Read your buyer's commitment by what they have spent, not by what they say. A buyer with money already down is far less likely to walk away over a fair outcome.

  • Real commitment looks like a solicitor instructed and paid, searches ordered, and a mortgage application submitted, not just warm words.
  • Keep your own early moves cheap: instructing your solicitor holds momentum and costs very little.
  • Hold the larger, harder-to-reverse steps, such as coming fully off the market or paying for management information packs, until your buyer has put their own money down.
  • If the asks keep coming after you have settled one fairly, that is the moment to test whether this buyer is serious or simply chipping.

Does a price cut after the survey mean I lose money?

Not always. The alternative to a fair reduction is re-marketing, which has its own cost in lost weeks and the risk of a second buyer falling through. Roughly a quarter to a third of agreed UK sales collapse before completion according to industry fall-through trackers, so keeping a committed buyer on fair terms often beats starting again.

The strongest answer to a survey renegotiation is not a louder no. It is a number you can prove.

Knowing your home's realistic value before you negotiate is what keeps you steady. ValuQ gives UK homeowners free, side-by-side property valuations from competing local estate agents, so you can judge a renegotiation against what local agents actually think your home is worth, not against pressure on the phone.

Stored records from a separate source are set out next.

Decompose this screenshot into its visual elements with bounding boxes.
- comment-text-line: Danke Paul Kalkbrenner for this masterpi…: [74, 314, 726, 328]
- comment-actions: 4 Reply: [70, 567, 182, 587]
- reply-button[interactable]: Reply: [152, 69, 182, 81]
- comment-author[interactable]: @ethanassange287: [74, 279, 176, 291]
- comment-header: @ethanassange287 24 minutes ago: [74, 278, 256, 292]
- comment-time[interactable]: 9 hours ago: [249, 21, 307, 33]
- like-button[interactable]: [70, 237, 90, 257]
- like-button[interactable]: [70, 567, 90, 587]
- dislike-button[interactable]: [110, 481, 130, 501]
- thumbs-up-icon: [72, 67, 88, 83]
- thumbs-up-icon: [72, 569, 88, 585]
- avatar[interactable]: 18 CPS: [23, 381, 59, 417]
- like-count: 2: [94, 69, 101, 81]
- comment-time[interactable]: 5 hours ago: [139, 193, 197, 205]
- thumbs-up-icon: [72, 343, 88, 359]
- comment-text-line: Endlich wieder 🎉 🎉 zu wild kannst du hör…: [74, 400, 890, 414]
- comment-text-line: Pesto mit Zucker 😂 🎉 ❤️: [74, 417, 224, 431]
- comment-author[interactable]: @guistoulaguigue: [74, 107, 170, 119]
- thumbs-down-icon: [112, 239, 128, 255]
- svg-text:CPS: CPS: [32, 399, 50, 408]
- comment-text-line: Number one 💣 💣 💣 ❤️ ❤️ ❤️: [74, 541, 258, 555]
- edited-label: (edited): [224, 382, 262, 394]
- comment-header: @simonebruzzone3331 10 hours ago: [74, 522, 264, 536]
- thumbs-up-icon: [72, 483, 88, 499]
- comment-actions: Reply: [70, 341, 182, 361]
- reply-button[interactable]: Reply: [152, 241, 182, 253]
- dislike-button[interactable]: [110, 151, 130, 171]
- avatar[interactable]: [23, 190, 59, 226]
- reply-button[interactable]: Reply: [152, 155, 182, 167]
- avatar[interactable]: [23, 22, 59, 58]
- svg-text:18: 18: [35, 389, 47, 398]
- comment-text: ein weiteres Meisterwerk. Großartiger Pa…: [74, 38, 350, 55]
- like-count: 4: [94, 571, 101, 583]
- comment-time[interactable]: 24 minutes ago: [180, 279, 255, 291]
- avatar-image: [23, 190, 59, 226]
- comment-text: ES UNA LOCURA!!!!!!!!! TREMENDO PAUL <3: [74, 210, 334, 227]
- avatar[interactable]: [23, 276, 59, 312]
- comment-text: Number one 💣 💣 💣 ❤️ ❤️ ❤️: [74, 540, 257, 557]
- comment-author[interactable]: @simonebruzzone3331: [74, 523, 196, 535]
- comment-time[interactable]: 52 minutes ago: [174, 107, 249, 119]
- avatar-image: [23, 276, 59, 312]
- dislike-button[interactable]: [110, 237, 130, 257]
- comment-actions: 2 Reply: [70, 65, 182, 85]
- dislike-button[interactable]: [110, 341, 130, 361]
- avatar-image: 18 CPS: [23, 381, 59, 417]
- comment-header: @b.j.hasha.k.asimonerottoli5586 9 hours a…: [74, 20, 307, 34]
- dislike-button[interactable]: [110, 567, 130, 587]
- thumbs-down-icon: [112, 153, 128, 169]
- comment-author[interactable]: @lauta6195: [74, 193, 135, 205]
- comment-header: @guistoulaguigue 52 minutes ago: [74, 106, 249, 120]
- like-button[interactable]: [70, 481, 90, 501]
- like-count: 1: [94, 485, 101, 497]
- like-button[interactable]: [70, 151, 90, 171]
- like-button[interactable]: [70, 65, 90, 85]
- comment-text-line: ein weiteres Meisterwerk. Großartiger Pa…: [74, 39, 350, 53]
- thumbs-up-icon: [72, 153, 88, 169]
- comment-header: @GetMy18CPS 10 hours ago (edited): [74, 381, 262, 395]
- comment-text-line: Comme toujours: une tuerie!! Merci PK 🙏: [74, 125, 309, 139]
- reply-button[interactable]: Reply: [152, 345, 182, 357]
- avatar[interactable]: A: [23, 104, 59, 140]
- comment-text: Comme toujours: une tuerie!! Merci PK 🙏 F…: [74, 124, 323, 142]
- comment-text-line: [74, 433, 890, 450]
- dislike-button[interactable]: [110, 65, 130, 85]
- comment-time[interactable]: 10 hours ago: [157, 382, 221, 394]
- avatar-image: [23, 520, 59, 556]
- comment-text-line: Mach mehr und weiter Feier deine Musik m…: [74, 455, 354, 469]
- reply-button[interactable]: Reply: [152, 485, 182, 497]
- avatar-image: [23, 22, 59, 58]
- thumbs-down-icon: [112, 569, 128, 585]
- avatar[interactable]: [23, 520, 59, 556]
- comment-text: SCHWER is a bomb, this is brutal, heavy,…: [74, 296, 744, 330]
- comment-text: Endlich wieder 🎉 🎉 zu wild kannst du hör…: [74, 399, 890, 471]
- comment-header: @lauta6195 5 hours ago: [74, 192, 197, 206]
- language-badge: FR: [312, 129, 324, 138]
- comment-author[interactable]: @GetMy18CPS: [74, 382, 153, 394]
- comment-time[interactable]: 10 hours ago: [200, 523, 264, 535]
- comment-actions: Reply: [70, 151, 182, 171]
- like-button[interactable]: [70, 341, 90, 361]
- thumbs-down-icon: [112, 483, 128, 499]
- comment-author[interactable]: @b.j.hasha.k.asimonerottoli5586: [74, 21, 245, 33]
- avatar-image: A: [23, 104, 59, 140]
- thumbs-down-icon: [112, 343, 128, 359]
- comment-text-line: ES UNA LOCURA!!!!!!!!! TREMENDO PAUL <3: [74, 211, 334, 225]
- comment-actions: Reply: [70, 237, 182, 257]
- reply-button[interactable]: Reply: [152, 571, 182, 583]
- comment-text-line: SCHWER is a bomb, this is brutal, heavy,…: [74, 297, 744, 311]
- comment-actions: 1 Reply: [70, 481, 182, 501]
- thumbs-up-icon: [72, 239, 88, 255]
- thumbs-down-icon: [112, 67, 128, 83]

Can I refuse to lower my price after a survey?

Yes. The agreed price is not binding until exchange of contracts, so you are free to decline a reduction. The buyer can then accept the original price, keep negotiating, or walk away.

Should I show the buyer my own repair quote?

Often yes. A written quote for the genuine cost of a defect anchors the conversation on a real number and undercuts an inflated reduction request.

Is this the same as gazundering?

No. Gazundering is a buyer dropping their offer late, often just before exchange, to pressure you with no new information. A fair, evidenced survey renegotiation early in the process is a different thing.